I've been looking at a few library books on houseplants, no astilbe. Just put the name in and searched. WELL! That's not the plant I had. Dunno what it was at this point. One thing I noticed is some plants' lifespan and maybe I should tell myself this one matched. Still I know I was pretty awful with it.
Have been paying particular attention to plants matching my non-astilbe's conditions. Don't want anything too big as it must share the counter space. Your snake plant gets lots of recommendations for the very reasons you mention. If I could just let myself enjoy it for its leaves and ignore its name <YECH!> Something reminded me to look further. It's also called Mother-in-Law's Tongue, so I might consider it. The book says it's often described as indestructible. Don't think I want the full-sized version in that location, but there are dwarf forms half the normal size -- if I can get them.
To show you the level of my confidence with plants, I have read about two or possibly three plants that might work in the place of the non-atilbe. The book giving specifications is The Complete Houseplant Survival Manual; Essential Know-How for Keeping (Not Killing!) More Than 160 Indoor Plants.

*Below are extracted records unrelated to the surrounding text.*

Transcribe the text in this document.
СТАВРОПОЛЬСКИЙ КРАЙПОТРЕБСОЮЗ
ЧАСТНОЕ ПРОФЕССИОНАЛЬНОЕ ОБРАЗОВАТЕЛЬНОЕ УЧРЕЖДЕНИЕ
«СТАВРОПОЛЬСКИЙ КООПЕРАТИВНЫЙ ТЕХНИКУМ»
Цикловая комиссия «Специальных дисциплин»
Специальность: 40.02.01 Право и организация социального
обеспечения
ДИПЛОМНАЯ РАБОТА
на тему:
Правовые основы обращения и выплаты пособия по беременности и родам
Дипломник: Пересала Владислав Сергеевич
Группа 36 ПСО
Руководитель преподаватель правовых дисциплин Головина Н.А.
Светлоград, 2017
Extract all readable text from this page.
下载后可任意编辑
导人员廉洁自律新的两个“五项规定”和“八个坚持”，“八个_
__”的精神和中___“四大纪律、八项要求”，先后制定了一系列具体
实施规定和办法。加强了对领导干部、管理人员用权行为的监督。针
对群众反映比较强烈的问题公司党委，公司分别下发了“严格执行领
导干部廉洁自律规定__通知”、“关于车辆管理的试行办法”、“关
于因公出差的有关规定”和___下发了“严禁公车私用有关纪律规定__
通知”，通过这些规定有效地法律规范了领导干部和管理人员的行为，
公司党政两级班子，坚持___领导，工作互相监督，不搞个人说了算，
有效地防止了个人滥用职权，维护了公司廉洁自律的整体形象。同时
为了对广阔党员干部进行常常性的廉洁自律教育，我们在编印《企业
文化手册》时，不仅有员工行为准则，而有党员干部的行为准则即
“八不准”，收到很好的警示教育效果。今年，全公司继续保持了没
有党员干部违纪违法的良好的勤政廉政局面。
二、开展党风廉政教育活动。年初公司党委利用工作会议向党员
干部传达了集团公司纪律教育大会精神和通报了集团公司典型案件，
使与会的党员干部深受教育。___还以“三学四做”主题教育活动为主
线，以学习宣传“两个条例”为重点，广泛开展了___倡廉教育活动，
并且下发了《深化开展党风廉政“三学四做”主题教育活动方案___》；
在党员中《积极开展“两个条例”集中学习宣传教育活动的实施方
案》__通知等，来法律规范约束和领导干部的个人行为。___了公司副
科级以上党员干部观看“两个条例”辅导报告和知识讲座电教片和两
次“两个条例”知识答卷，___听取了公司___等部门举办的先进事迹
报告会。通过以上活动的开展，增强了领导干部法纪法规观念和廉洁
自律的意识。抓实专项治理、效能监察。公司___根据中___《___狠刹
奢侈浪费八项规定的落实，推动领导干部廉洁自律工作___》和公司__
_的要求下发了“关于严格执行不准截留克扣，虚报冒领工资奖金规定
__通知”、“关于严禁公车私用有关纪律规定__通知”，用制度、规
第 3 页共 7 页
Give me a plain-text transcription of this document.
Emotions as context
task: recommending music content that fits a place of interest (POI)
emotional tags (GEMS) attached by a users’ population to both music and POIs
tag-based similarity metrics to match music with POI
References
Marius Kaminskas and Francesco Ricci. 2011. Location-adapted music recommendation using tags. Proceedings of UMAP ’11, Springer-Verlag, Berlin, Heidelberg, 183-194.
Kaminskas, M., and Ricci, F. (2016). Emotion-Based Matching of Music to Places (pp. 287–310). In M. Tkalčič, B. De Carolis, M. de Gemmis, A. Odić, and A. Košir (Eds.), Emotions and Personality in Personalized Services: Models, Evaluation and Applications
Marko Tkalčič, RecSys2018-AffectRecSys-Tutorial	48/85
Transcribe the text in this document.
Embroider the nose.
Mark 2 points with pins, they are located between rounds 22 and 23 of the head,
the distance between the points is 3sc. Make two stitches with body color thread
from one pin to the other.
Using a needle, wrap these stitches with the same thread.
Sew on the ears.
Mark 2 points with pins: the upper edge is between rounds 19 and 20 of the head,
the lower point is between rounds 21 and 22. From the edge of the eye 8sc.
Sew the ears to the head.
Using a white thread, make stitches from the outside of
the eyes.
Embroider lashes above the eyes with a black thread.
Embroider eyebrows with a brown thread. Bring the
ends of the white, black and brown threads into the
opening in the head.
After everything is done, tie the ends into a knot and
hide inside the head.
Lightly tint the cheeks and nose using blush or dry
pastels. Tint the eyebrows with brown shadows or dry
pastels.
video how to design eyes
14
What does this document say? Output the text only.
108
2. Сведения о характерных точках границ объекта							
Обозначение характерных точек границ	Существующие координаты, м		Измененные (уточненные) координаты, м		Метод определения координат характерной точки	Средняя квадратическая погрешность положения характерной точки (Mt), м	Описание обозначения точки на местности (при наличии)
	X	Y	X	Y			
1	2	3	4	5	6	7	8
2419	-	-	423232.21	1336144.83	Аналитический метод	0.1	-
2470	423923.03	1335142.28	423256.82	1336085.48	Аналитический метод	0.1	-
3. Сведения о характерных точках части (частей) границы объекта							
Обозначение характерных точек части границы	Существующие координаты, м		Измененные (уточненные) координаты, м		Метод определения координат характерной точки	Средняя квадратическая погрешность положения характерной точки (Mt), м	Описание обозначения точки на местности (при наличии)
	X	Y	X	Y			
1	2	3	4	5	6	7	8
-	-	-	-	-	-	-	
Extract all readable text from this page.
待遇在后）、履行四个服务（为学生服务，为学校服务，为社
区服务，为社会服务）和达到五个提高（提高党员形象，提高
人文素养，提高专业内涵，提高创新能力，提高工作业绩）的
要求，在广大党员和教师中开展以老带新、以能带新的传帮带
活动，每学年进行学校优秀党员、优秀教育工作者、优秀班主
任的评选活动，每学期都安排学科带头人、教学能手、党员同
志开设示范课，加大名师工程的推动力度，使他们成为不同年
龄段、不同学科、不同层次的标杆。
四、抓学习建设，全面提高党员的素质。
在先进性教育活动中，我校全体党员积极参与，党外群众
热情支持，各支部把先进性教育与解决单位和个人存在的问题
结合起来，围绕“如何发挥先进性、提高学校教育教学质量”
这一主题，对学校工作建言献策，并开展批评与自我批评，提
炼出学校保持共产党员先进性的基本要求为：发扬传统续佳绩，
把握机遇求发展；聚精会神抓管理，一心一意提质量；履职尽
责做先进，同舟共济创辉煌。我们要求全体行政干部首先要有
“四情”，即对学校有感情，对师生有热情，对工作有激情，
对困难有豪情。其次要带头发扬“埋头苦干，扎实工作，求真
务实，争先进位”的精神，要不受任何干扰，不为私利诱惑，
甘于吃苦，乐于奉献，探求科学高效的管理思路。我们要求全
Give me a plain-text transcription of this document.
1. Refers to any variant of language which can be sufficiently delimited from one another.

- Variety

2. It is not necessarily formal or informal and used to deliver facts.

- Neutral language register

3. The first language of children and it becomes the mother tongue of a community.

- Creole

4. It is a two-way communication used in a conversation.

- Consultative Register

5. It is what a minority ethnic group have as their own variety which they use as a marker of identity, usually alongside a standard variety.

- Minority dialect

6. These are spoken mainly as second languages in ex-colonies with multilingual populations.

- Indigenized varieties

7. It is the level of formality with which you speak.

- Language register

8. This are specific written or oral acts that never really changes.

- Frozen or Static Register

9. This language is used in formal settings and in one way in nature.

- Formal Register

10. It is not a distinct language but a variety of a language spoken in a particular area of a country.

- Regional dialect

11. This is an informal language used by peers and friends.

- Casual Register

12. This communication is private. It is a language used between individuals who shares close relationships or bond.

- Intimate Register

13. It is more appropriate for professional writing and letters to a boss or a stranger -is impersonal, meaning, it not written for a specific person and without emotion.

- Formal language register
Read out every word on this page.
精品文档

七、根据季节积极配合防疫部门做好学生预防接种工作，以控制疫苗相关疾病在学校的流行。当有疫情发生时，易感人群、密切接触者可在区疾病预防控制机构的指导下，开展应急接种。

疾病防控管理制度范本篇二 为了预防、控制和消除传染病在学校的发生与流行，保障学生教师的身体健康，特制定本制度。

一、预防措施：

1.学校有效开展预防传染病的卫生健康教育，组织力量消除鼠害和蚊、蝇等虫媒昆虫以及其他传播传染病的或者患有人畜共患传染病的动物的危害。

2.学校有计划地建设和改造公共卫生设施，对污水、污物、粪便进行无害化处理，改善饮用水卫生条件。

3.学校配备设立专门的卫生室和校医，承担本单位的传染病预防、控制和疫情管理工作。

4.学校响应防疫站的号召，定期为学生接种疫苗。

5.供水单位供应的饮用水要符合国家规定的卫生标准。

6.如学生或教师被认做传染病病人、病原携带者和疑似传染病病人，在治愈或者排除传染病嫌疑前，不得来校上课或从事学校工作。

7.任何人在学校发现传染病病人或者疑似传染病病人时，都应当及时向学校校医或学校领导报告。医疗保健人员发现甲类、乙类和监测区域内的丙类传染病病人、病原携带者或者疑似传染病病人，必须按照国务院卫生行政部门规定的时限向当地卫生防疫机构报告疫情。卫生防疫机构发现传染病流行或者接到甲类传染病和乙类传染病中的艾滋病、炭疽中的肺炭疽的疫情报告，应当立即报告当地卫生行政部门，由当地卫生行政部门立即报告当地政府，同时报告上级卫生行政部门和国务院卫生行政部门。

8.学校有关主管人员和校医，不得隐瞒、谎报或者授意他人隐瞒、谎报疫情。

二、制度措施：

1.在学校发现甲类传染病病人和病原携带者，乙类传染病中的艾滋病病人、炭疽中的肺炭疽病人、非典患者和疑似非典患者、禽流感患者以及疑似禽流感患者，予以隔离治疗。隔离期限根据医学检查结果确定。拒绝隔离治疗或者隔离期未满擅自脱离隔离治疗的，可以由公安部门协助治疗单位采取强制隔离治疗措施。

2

Looking at the plants, I've had (& eventually killed) I'm considering a Croton (also called Joseph's Coat) but maybe in this window where I see it more often it will do better. I know I really like its brightly colored leaves & so it would be a plus. I wouldn't even mind re-potting it in future years (the book is aggravatingly big on that!). Two green plants are a jade plant (did I ever have one?) or an aloe which I know I had at one time, also the aloe seems to need more light, so maybe better skipped.
I know I'm not hopeless. About 3 years ago a co-worker had a humongous spider plant she needed to give away. I took it with the agreement she'd never inquire after it. Some of it has gone, but still have some doing quite well even with a baby spider. It's in a room where I catch it when some leaves shout out for water. Similarly there's another room where I water when the spider plant gets watered. Some things survive there, too. Right now the Mandevilla gives me hope I'm not a serial plant killer/torturer. I don't dare get cocky about that, but remember the plant expert I asked originally about it sounded like it was very unlikely it would survive through the winter.
The local supplier of all things green and growing has 25% off right now on houseplants. Just want something fairly indestructible and able to fit the little pot and spot where the non-astilbe sat.